George Bush wird von Bin Laden kritisiert, weil er das Kyoto-Protokoll abgelehnt hat, aber auch die multinationalen Konzerne. Angeblich will er auf die für die Klimaerwärmung Verantwortlichen aufmerksam machen und vorgeben, was zu machen ist: "Über die Klimaerwärmung zu sprechen, ist kein intellektueller Luxus. Das Phänomen ist eine Tatsache", verkündet Bin Laden, als sei er erst jetzt überrascht auf das Thema gestoßen. Alle Industriestaaten seien zwar schuldig, die meisten wären aber wenigstens dem Kyoto-Abkommen beigetreten, um die CO2-Emissionen zu reduzieren.

Mit Verweis auf Noam Chomsky, dem er damit sicherlich keinen Gefallen macht, setzt er dagegen die US-Politik mit der der Mafia gleich. Bush habe unter dem Druck der Konzerne das Abkommen nicht unterzeichnet. Und die Konzerne, so Bin Laden schon fast mit linker Globalisierungskritik, würden nicht nur hinter der Spekulation und steigenden Lebenshaltungskosten stehen, sondern auch hinter den "tragischen Folgen der Globalisierung". Und wenn die Konzerne Fehler begehen, "dann kommen die Regierungschefs, um sie mit Steuergeldern zu retten". Bin Laden versucht also die gegenwärtig herrschende Stimmung abzugreifen und die islamistische Perspektive in den Hintergrund zu stellen.

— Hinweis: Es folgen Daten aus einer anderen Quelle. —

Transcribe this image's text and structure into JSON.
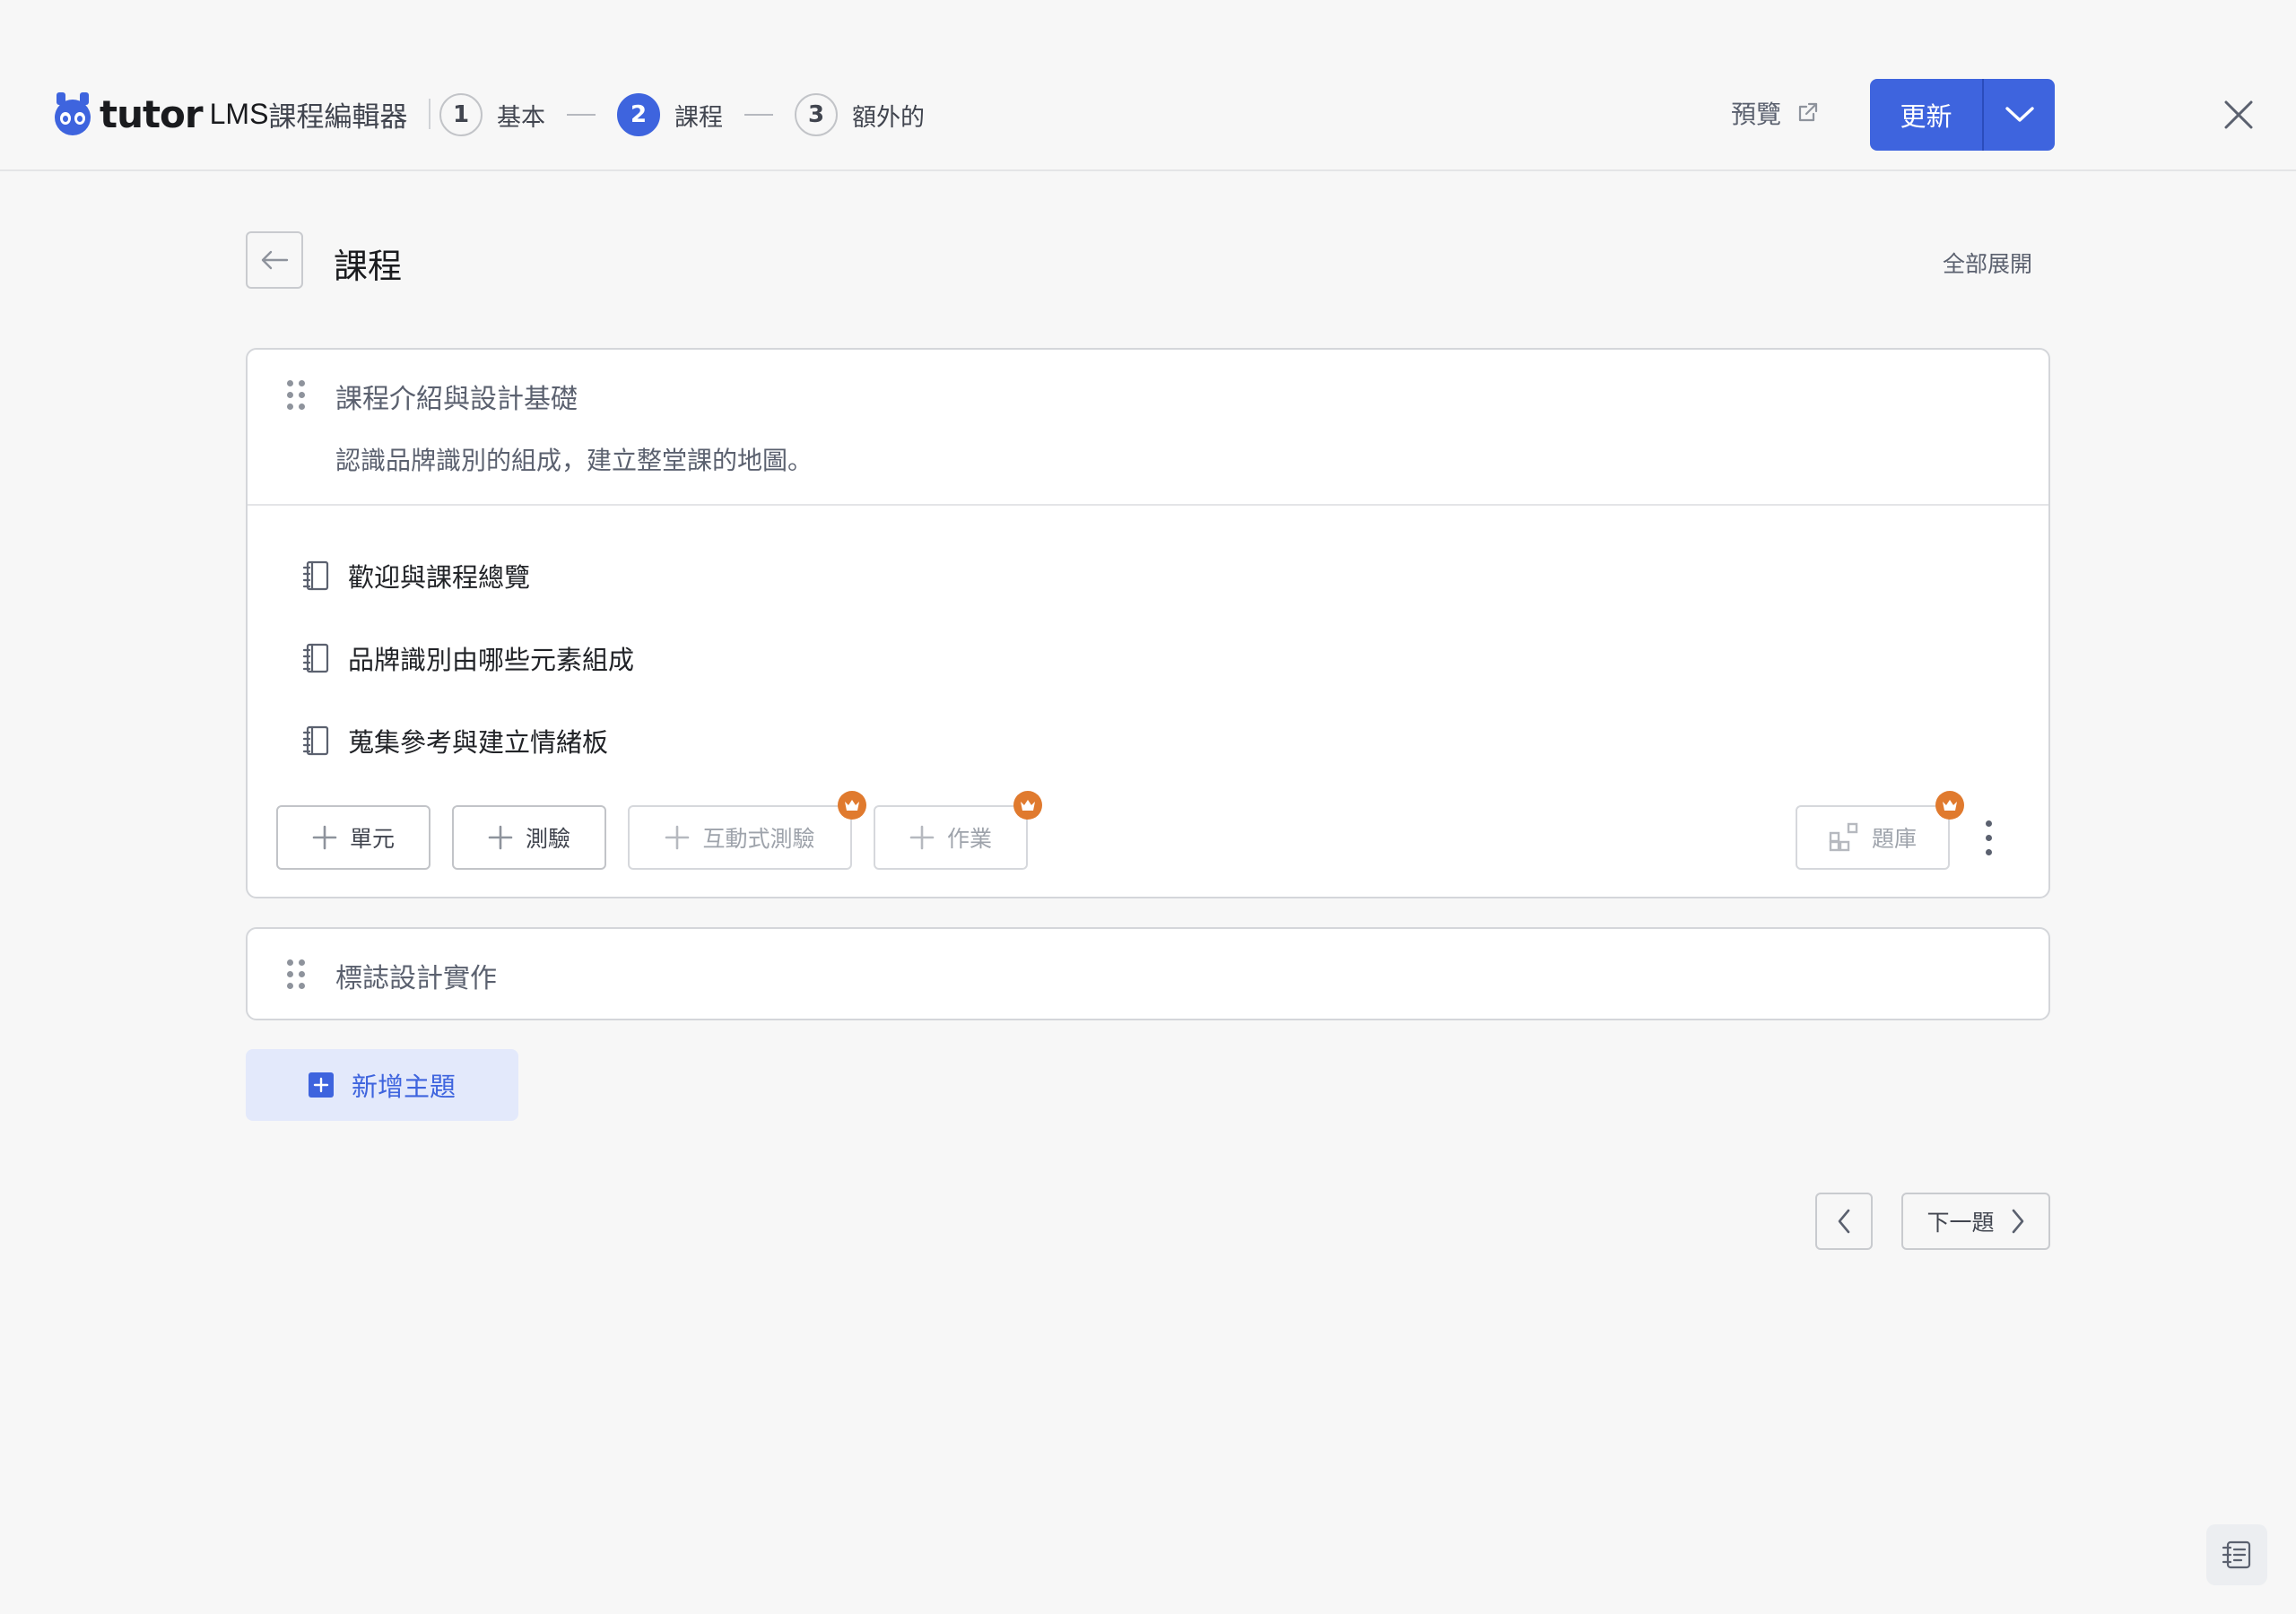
{
  "header": {
    "logo_word": "tutor",
    "logo_suffix": "LMS",
    "editor_title": "課程編輯器",
    "steps": [
      {
        "number": "1",
        "label": "基本",
        "active": false
      },
      {
        "number": "2",
        "label": "課程",
        "active": true
      },
      {
        "number": "3",
        "label": "額外的",
        "active": false
      }
    ],
    "preview_label": "預覽",
    "update_label": "更新"
  },
  "main": {
    "title": "課程",
    "expand_all_label": "全部展開",
    "topics": [
      {
        "title": "課程介紹與設計基礎",
        "summary": "認識品牌識別的組成，建立整堂課的地圖。",
        "lessons": [
          "歡迎與課程總覽",
          "品牌識別由哪些元素組成",
          "蒐集參考與建立情緒板"
        ],
        "actions": {
          "lesson": "單元",
          "quiz": "測驗",
          "interactive_quiz": "互動式測驗",
          "assignment": "作業",
          "question_bank": "題庫"
        }
      },
      {
        "title": "標誌設計實作"
      }
    ],
    "add_topic_label": "新增主題",
    "next_label": "下一題"
  },
  "colors": {
    "accent": "#3e64de",
    "pro_badge": "#e07a2e",
    "background": "#f7f7f7"
  }
}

Da die wahrhaften Terroristen die Amerikaner seien, ruft er die Welt dazu, nicht mehr dem Dollar zu handeln und die Währung schnell wie möglich abzustoßen: "Ich bin sicher, dass solche Aktionen schwerwiegende Folgen und einen riesigen Einfluss besitzen." Globalisierungskritiker und Vertreter der Haltung, dass die CO2-Emissionen zur Bekämpfung der Klimaerwärmung reduziert werden müssen, werden sich über die unverhoffte Solidarität wohl kaum freuen. Aber vielleicht stellt sich Bin Laden, wer immer er auch in Wirklichkeit sein mag, gar nicht hinter die von ihm angesprochenen Anliegen, sondern will sie mit seiner Solidarität nur diskreditieren? Oder ist ihm etwa aufgegangen, dass ökonomische Strategien besser und langfristiger wirken als Terroranschläge? Und natürlich könnte auch sein, dass die von Bin Laden geführte al-Qaida so bedeutungslos und unattraktiv geworden ist, dass sie keine Anschläge mehr ausführen kann.